Are you sure that your solution correctly checks for triplets of data in each line?

BTW: Why you quoted whole article including test data? Save the electrons!

bogolisk
August 30th, 2007, 04:26 PM
Are you sure that your solution correctly checks for triplets of data in each line?

BTW: Why you quoted whole article including test data? Save the electrons!

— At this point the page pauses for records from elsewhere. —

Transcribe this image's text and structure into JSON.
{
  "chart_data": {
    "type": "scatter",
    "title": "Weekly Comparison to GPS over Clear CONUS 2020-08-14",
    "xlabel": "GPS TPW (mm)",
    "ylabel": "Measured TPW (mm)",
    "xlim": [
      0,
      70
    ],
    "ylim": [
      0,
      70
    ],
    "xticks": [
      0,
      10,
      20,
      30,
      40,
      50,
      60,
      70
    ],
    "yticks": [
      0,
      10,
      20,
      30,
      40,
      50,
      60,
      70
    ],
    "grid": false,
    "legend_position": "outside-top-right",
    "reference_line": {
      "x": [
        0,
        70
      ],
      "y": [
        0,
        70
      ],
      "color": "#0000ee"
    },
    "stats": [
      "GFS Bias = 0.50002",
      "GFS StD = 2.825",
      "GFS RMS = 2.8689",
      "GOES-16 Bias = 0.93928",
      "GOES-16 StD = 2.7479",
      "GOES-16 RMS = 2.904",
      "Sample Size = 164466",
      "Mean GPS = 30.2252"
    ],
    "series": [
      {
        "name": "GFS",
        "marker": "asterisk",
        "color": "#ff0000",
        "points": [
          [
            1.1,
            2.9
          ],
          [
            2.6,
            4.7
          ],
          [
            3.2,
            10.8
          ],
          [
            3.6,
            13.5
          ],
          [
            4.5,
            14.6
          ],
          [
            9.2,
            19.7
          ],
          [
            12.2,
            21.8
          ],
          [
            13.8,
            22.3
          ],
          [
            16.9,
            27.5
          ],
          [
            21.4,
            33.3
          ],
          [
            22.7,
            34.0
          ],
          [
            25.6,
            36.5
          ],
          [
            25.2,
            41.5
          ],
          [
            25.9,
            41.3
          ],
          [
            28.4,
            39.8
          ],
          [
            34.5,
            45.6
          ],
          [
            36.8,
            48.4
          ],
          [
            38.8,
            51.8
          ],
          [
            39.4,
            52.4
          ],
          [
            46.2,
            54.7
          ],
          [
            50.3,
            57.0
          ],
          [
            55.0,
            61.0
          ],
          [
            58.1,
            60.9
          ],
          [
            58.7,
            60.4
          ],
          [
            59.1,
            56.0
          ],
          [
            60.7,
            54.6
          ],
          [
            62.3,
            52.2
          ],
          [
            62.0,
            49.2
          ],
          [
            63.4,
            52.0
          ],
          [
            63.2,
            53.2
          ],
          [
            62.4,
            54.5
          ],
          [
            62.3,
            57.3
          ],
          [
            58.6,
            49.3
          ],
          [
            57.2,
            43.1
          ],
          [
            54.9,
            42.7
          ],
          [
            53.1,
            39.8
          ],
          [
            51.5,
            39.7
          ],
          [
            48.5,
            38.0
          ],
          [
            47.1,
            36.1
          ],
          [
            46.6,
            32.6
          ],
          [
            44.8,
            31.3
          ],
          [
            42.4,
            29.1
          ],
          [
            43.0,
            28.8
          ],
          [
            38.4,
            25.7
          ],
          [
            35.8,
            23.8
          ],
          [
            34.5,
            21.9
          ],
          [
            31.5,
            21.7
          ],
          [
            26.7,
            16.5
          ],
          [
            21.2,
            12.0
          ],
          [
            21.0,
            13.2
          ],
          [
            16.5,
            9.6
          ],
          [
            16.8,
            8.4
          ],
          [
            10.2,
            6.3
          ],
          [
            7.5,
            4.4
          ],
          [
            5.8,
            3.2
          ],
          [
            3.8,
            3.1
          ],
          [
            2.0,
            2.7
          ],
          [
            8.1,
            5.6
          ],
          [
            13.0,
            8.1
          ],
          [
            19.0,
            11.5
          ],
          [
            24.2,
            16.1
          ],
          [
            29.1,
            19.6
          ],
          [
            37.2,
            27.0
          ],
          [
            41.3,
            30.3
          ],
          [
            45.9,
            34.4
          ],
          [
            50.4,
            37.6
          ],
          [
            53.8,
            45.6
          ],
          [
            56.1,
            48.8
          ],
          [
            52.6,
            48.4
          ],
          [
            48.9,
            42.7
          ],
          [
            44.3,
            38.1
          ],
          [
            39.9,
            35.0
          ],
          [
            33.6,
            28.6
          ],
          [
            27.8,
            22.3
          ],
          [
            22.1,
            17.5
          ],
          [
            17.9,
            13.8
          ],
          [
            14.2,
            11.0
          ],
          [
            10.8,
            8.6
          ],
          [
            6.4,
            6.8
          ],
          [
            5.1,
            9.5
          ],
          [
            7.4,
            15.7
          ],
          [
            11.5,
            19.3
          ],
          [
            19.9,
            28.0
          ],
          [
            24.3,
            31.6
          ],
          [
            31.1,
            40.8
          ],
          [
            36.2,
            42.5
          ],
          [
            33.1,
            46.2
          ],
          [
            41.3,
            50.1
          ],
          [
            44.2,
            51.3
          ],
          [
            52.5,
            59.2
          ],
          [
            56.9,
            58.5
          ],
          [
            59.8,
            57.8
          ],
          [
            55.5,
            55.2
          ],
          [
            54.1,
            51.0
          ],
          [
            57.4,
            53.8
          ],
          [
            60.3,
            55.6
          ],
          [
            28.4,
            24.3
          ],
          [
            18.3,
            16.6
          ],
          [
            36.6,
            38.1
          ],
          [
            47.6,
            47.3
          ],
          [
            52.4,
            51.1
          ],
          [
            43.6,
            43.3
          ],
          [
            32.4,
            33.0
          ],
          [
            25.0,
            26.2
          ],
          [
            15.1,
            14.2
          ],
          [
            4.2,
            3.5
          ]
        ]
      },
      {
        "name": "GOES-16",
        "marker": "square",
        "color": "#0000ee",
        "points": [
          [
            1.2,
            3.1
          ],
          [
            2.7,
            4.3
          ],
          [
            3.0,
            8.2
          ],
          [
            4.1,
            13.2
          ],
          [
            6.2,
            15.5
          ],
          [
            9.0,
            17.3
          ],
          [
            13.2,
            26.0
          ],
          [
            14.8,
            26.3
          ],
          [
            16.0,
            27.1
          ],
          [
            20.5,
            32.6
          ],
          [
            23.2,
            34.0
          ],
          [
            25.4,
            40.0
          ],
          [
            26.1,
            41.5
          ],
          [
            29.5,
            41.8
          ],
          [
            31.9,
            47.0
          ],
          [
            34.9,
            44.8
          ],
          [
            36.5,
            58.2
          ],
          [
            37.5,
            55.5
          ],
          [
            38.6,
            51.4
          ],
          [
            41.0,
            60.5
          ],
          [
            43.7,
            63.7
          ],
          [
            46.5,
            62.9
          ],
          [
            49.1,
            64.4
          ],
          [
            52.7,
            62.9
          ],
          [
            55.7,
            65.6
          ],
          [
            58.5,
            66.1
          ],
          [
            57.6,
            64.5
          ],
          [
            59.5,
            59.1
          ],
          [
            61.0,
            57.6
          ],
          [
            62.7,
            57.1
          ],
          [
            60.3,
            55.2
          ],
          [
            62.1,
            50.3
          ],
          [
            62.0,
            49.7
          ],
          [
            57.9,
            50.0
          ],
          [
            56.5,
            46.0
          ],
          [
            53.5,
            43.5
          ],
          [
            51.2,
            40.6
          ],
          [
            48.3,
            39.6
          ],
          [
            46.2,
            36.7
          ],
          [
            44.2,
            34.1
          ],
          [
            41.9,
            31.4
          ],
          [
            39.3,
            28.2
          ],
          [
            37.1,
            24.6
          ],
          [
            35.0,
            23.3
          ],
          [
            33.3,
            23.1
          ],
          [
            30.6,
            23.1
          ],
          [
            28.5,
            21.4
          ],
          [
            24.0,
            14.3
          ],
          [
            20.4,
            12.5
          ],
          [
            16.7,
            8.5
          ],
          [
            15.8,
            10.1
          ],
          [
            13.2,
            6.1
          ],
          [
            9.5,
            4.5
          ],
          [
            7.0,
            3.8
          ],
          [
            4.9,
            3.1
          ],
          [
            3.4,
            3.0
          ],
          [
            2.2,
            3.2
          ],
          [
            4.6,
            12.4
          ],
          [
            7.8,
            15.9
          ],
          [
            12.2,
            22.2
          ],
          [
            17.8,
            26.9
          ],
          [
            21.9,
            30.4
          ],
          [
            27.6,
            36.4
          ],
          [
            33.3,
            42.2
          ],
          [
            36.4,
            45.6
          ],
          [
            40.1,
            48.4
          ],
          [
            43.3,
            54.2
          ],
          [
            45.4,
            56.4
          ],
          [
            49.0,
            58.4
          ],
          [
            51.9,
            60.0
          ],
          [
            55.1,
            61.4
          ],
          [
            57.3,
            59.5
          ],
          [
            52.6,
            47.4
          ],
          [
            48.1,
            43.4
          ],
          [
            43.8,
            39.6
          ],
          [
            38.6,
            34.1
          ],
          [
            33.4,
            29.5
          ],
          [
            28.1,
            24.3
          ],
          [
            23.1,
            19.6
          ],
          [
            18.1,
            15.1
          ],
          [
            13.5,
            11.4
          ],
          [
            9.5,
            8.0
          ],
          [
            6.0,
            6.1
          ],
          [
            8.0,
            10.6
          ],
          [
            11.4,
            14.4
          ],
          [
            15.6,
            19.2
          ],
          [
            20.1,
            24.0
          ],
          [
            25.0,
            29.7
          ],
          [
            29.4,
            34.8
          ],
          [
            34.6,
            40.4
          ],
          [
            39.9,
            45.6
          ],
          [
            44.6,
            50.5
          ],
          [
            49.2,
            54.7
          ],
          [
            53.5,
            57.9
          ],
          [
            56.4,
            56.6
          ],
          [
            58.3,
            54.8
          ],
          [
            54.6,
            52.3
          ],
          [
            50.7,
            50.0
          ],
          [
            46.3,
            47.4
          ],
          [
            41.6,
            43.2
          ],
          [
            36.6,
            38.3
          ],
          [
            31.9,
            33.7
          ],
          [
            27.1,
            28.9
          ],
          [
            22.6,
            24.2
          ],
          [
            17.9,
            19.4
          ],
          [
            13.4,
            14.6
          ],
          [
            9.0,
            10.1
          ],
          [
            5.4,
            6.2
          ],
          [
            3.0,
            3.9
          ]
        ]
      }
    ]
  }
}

Sorry I misread the original question. I'll cook up another one.

ghostdog74
August 30th, 2007, 08:25 PM
awk '$2 == 1 || ($2 % 40 == 0) { arr[c++]=$2" "$3" "$4" "}
($5 % 40) ==0 { arr[c++]=$5" "$6" "$7" " }
($8 % 40)==0 { arr[c++]=$8" "$9" "$10" " }
END {
for (i=0;i<=c;i++){
if(i%3==0){print ""}
printf arr[i]
}
}' "file"

ghostdog74
August 30th, 2007, 08:25 PM
awk '/^R.+/ { if (($2 == 1) || (($2 % 40) == 0)) print $0; }' < your_file.txt


no need for input redirection....

awk '/^R.+/ { if (($2 == 1) || (($2 % 40) == 0)) print $0; }' your_file.txt

ghostdog74
August 30th, 2007, 08:27 PM
You could always read the text file line per line in C,

for educational purposes, yes. For practical purposes, not really..

trwww
August 30th, 2007, 09:58 PM
Gotta represent perl! Though the ruby version is cool!

use warnings;
use strict;

use constant BASE => 40;
use constant COLUMNS => 3;

use IO::File;
my $fh = IO::File->new('extract_records.txt');

my @data;

my $column = 0;
while ( my $line = $fh->getline ) {
while ( $line =~ m|(\d+) ([.\d]+ [.\d]+)|g ) {
my $index = $1; my $data = $2;
if ( ($index == 1) or (not $index % BASE) ) {
push @{$data[ $column % COLUMNS ]}, [$index, $data];
$column++;
}
}
}

foreach my $row ( 0 .. $#{ $data[0] } ) {
print "R";
foreach my $col ( 0 .. COLUMNS - 1 ) {
if ( $data[$col]->[$row] ) {
printf "%5s %-22s", $data[$col]->[$row][0], $data[$col]->[$row][1];
}
}
print "\n";
}